Syafa'at Nabi dan Ayat 128
Konsep kasih sayang Nabi Muhammad ﷺ (Ra'ūfun Raḥīm) secara langsung terkait dengan doktrin Syafa'at (pertolongan/perantaraan) di Hari Kiamat. Penderitaan umat yang terasa berat bagi Nabi ﷺ (ma 'anittum) mencapai puncaknya di akhirat, di mana hukuman neraka menanti para pendosa. Karena beliau hariishun 'alaikum (sangat gigih menginginkan kebaikan), maka Allah memberinya hak istimewa untuk memberikan syafa'at terbesar (Syafa'atul 'Uẓma).
Ayat 128 dapat dipahami sebagai motivasi abadi Nabi ﷺ untuk melakukan syafa'at. Beliau, yang selama hidupnya merasa sakit atas penderitaan umatnya di dunia, tentu saja akan menggunakan segala cara yang diizinkan Allah untuk meringankan penderitaan umatnya di akhirat. Sifat Ra'ūfun Raḥīm adalah jaminan bahwa beliau akan terus peduli hingga semua urusan umatnya selesai di Hari Perhitungan.
Menggali Lebih Jauh Konsep Hariishun 'Alaikum
Semangat yang membara (hariishun) Nabi ﷺ untuk kebaikan umat bukan hanya sebatas dakwah verbal, tetapi meliputi seluruh aspek kehidupan. Para ulama menyebutkan beberapa manifestasi dari sifat 'Hariishun' ini:
- Doa Malam: Beliau menghabiskan malamnya untuk berdoa, seringkali menyebut umatnya, memohon ampunan dan petunjuk.

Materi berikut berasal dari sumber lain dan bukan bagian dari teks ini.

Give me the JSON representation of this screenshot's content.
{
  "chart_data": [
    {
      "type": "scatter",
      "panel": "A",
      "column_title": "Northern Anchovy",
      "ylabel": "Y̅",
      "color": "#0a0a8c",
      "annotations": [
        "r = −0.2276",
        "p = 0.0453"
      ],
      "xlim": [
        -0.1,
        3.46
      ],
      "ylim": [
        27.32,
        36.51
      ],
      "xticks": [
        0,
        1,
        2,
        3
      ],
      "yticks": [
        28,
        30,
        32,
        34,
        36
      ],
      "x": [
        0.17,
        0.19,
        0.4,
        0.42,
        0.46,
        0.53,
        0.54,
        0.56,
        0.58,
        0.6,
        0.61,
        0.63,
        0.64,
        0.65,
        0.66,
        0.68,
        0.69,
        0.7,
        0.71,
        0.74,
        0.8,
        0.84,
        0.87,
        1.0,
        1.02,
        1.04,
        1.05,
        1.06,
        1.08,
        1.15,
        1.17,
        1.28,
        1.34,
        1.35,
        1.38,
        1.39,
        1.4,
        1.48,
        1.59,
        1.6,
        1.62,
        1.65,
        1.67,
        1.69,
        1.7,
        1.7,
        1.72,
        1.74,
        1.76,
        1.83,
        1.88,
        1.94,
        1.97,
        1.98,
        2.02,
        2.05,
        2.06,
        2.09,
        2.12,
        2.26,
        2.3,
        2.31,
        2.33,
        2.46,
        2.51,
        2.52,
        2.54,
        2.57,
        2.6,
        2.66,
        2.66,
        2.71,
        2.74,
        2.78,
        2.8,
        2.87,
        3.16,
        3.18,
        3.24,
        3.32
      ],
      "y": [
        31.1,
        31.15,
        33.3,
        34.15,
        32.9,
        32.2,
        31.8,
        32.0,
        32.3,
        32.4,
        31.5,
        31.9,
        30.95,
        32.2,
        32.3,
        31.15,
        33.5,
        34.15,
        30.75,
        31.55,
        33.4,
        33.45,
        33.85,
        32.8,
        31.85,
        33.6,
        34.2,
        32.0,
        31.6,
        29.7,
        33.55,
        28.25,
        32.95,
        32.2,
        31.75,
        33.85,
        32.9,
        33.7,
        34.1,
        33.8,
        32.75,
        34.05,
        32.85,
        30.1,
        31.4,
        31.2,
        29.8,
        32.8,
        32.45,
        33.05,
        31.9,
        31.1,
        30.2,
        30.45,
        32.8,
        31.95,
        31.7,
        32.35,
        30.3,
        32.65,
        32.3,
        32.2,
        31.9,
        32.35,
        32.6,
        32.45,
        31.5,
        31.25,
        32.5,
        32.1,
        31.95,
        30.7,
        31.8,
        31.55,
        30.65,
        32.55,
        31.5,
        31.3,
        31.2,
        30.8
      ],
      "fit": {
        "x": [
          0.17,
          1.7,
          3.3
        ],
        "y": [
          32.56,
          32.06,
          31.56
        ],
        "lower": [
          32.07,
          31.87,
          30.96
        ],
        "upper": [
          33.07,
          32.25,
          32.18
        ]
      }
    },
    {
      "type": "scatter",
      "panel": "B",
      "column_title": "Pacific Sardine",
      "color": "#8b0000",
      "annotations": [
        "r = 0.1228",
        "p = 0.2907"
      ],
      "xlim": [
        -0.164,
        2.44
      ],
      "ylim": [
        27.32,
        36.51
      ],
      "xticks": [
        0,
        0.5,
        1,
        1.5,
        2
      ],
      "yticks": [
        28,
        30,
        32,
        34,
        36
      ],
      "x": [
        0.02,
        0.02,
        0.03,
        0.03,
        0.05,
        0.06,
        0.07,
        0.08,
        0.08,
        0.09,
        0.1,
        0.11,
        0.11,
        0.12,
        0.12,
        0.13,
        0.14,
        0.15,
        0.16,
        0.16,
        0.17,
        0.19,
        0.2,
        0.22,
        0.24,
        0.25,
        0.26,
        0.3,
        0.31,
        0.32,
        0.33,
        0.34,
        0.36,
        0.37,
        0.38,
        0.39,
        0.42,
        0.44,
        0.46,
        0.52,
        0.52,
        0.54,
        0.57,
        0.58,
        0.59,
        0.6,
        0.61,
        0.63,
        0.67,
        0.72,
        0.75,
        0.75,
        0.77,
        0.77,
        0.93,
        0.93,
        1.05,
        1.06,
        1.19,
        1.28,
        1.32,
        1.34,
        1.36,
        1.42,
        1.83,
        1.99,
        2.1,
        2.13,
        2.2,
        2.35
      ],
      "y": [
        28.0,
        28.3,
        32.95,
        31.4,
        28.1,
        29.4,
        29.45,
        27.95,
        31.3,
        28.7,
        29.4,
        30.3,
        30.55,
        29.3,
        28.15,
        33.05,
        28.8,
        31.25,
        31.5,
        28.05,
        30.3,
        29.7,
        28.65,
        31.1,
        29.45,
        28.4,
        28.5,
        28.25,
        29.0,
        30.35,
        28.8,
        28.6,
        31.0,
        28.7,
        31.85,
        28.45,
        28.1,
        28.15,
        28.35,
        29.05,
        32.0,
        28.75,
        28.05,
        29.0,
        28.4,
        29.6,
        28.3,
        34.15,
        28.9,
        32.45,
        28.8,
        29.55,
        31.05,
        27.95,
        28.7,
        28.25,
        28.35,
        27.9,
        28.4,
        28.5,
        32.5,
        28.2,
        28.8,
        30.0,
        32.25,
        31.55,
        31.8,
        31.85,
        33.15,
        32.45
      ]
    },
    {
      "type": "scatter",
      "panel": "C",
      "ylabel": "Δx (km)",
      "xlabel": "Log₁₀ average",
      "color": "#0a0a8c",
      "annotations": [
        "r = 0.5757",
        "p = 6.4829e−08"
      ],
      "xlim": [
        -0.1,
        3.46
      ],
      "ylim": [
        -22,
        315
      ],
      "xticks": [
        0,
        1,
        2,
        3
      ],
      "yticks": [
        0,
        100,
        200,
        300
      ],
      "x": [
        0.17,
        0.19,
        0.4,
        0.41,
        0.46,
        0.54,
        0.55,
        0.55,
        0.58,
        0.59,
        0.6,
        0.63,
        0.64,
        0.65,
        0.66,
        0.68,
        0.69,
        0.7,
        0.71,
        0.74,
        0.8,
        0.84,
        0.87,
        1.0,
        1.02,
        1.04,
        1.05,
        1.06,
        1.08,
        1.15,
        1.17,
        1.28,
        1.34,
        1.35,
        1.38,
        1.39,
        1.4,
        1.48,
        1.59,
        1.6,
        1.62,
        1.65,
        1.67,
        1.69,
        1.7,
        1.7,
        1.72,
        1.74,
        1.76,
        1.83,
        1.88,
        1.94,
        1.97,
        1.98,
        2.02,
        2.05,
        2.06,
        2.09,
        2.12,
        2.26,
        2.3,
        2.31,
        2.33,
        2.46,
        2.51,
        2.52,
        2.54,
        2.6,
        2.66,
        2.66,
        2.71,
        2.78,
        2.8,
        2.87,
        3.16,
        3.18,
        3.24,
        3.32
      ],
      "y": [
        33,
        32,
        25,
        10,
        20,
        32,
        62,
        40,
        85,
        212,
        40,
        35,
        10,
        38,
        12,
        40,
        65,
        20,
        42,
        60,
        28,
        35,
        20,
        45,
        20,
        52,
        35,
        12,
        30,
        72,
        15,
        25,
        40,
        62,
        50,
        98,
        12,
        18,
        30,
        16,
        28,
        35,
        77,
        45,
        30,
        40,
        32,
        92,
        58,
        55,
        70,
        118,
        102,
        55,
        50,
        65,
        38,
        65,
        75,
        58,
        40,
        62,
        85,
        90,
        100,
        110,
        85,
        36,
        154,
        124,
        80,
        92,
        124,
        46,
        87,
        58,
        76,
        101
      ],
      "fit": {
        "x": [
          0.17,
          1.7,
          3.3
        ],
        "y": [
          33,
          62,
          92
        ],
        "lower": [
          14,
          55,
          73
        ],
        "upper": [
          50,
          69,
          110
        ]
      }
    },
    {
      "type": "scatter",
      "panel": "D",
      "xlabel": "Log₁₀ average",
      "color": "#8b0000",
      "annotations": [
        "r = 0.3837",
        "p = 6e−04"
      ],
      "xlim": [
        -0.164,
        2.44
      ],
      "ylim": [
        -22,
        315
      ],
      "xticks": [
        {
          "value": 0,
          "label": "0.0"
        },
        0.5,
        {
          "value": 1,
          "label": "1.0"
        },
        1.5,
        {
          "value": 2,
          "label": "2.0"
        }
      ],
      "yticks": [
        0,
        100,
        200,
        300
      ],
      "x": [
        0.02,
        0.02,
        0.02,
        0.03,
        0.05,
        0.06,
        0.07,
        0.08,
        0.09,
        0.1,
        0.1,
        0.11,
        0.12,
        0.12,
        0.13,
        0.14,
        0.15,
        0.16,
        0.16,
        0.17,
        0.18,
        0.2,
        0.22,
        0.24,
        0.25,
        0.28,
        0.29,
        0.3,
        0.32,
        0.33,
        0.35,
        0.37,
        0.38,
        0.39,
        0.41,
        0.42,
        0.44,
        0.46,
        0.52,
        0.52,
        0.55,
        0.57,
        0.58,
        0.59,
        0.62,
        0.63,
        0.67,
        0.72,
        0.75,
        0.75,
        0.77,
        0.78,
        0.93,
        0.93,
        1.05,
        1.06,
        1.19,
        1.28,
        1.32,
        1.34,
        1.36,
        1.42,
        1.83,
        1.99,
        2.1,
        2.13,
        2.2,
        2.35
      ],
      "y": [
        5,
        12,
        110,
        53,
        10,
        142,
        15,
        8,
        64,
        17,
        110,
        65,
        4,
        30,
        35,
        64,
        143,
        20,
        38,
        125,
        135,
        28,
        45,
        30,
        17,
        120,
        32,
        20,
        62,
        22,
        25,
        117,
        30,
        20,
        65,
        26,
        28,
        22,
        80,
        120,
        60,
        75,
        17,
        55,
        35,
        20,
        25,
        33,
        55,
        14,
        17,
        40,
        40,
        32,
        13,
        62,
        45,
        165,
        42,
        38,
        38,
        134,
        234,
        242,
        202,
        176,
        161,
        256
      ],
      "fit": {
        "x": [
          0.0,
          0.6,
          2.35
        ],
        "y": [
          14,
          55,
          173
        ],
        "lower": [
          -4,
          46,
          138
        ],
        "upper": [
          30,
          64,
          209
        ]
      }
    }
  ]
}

- Pemilihan Hukum yang Ringan: Beliau seringkali memilih keputusan yang paling mudah bagi umat, sebagaimana diriwayatkan dalam hadis, jika dihadapkan pada dua pilihan, beliau akan memilih yang paling mudah selama bukan dosa.
- Khawatir Atas Dosa Umat: Kekhawatiran beliau bukanlah hanya pada nasib fisik umat, tetapi nasib spiritual mereka. Beliau khawatir umatnya melakukan dosa yang akan membinasakan mereka, sehingga beliau selalu mengingatkan dengan sabda-sabda yang penuh peringatan.
Sifat hariishun 'alaikum mengajarkan kita bahwa cinta sejati adalah keinginan yang gigih agar yang dicintai meraih kebaikan tertinggi. Cinta Nabi ﷺ adalah cinta yang ingin menyelamatkan, bukan cinta yang hanya memuaskan nafsu atau kepentingan pribadi. Ini adalah standar tertinggi dalam mendefinisikan kepedulian sejati.
Ayat-ayat penutup At-Taubah ini adalah warisan abadi yang memberikan kekuatan, kedamaian, dan tujuan. Ia menggarisbawahi keagungan karakter seorang utusan dan kebesaran Dzat yang kepadanya segala urusan dikembalikan.